Among the Arc’teryx backpacks, the Alpha AR 35 and AR 55 are built to accompany your mountain activities. So if you’re looking for a pack that could double for town use, neither are for you.
In summary, the Alpha AR 35 is not only 5 ounces lighter than the Alpha AR 55; it’s also more versatile. From tour skiing to day trekking, the Alpha AR 35 will hold all your essentials without feeling bulky like the Alpha AR 55.
Let’s take a closer look at the differences between these two backpacks.
What are you looking to do with your pack? How versatile you need your pack to be is the first metric to consider when figuring out which option is right for you.
Feathered Friends Khumbu (Men's)
Arc’teryx claims the Alpha AR 35 and Alpha AR 55 are versatile packs designed for all-around use. In fact, that’s what the AR stands for, “all-around.” While this sounds good in theory, the delivery doesn’t fully live up to the name.
For starters, the Alpha AR 35 and AR 55 are not good for trail running. Even if you’re swiftly moving in alpine terrain, these packs are just too big and too husky.
The Alpha AR 55 is specifically too large to hit the slopes. The bulky fit is also not ideal for super technical icey climbs. What the Alpha AR 55 is good for are multi-day overnighters and general mountaineering.
The Alpha AR 35, on the other hand, offers a touch more in the way of versatility. This pack is big enough to do an overnighter if you pack smart. The size is also better if you plan on taking it tour skiing.
Meanwhile, the lighter weight is better for agility. That means you can scramble more comfortably. Ideally, I would use this pack on a long alpine day trek. It will hold all the essentials and possibly some gear for a hiking buddy.
Considering the “all-around” aspect, I’d go with the Alpha AR 35. I find it to be more practical for my needs.
The biggest difference you’ll notice between the Alpha AR 35 and AR 55 is their pack capacity. The smaller Alpha AR 35 can house 35 liters of gear. Meanwhile, the larger Alpha AR 55 allows you to pack up to 55 liters of gear.
With a load like that, the Alpha AR 55 is the winner. The extra 20 liters means you can stuff in more food, emergency layers, and mountaineering gear. That way, you can tackle the expected and the unexpected like those luminous clouds that suddenly rolled in.
Despite the large load, the Alpha AR 55 has a surprising space-to-weight ratio. The total empty weight is 46 ounces. This is on the lighter side, considering the capacity of this beast.
Yet despite the good ratio, the Alpha AR 35 is still lighter. This pack weighs in at 41 ounces when empty.
At first, the drop in 5 ounces may not sound like that big of a deal. That is until you fill the Alpha AR 35 and AR 55 to the brim with all your gear.
To put things into perspective, the Alpha AR 35 will leave your legs more nimble and put less strain on your back.
However, Arc’teryx offers a range of daypacks of varying weights. Their Arc’teryx pack finder can help you find the right one.
Both the Alpha AR 35 and AR 55 feature the same style harness. The comfort level, however, is different when fully loaded. This is to be expected as more weight puts more strain on your body.

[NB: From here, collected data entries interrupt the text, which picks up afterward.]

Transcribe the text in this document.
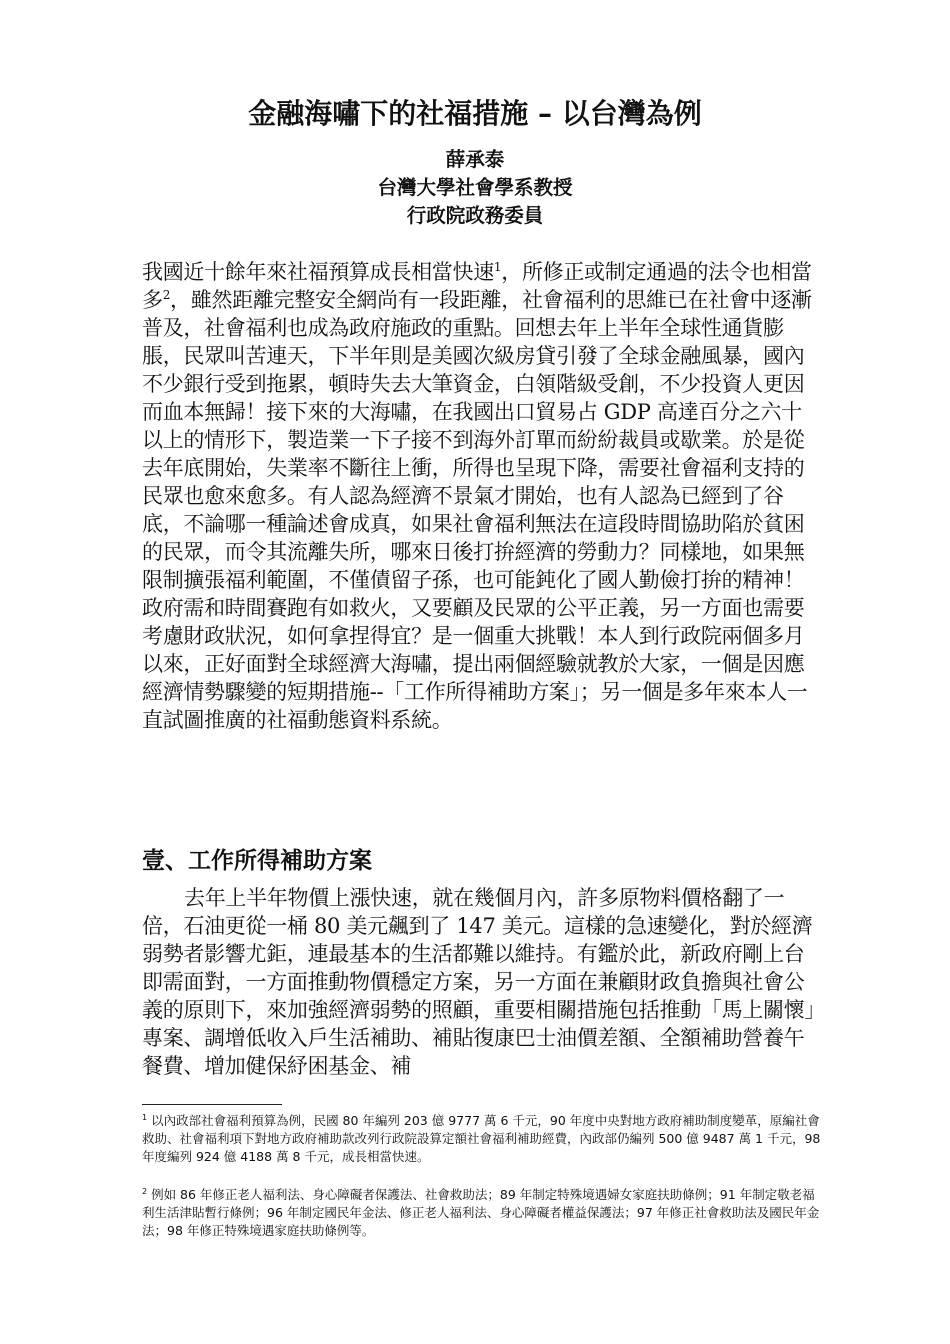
金融海嘯下的社福措施 – 以台灣為例
薛承泰
台灣大學社會學系教授
行政院政務委員
我國近十餘年來社福預算成長相當快速$^1$，所修正或制定通過的法令也相當多$^2$，雖然距離完整安全網尚有一段距離，社會福利的思維已在社會中逐漸普及，社會福利也成為政府施政的重點。回想去年上半年全球性通貨膨脹，民眾叫苦連天，下半年則是美國次級房貸引發了全球金融風暴，國內不少銀行受到拖累，頓時失去大筆資金，白領階級受創，不少投資人更因而血本無歸！接下來的大海嘯，在我國出口貿易占 GDP 高達百分之六十以上的情形下，製造業一下子接不到海外訂單而紛紛裁員或歇業。於是從去年底開始，失業率不斷往上衝，所得也呈現下降，需要社會福利支持的民眾也愈來愈多。有人認為經濟不景氣才開始，也有人認為已經到了谷底，不論哪一種論述會成真，如果社會福利無法在這段時間協助陷於貧困的民眾，而令其流離失所，哪來日後打拚經濟的勞動力？同樣地，如果無限制擴張福利範圍，不僅債留子孫，也可能鈍化了國人勤儉打拚的精神！政府需和時間賽跑有如救火，又要顧及民眾的公平正義，另一方面也需要考慮財政狀況，如何拿捏得宜？是一個重大挑戰！本人到行政院兩個多月以來，正好面對全球經濟大海嘯，提出兩個經驗就教於大家，一個是因應經濟情勢驟變的短期措施--「工作所得補助方案」；另一個是多年來本人一直試圖推廣的社福動態資料系統。
壹、工作所得補助方案
去年上半年物價上漲快速，就在幾個月內，許多原物料價格翻了一倍，石油更從一桶 80 美元飆到了 147 美元。這樣的急速變化，對於經濟弱勢者影響尤鉅，連最基本的生活都難以維持。有鑑於此，新政府剛上台即需面對，一方面推動物價穩定方案，另一方面在兼顧財政負擔與社會公義的原則下，來加強經濟弱勢的照顧，重要相關措施包括推動「馬上關懷」專案、調增低收入戶生活補助、補貼復康巴士油價差額、全額補助營養午餐費、增加健保紓困基金、補
$^1$ 以內政部社會福利預算為例，民國 80 年編列 203 億 9777 萬 6 千元，90 年度中央對地方政府補助制度變革，原編社會救助、社會福利項下對地方政府補助款改列行政院設算定額社會福利補助經費，內政部仍編列 500 億 9487 萬 1 千元，98 年度編列 924 億 4188 萬 8 千元，成長相當快速。
$^2$ 例如 86 年修正老人福利法、身心障礙者保護法、社會救助法；89 年制定特殊境遇婦女家庭扶助條例；91 年制定敬老福利生活津貼暫行條例；96 年制定國民年金法、修正老人福利法、身心障礙者權益保護法；97 年修正社會救助法及國民年金法；98 年修正特殊境遇家庭扶助條例等。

That said, the Alpha AR 55 didn’t shine in this category. The weight of the load is rather uncomfortable when attempting technical climbs. This harness style better transfers the load with the Alpha AR 35.
Regardless, the back panel could use some improvement for both backs. The design doesn’t rest well on the lower back. This could lead to some irritation or pain when putting in the miles.
The Arc’teryx Alpha AR 35 or AR 55 could be right for you, depending upon your use. If you want the more versatile option of the two, the Alpha AR 35 is the better choice. Meanwhile, the Alpha AR 55 is better for multi-day hikes and mountaineering adventures that require more gear.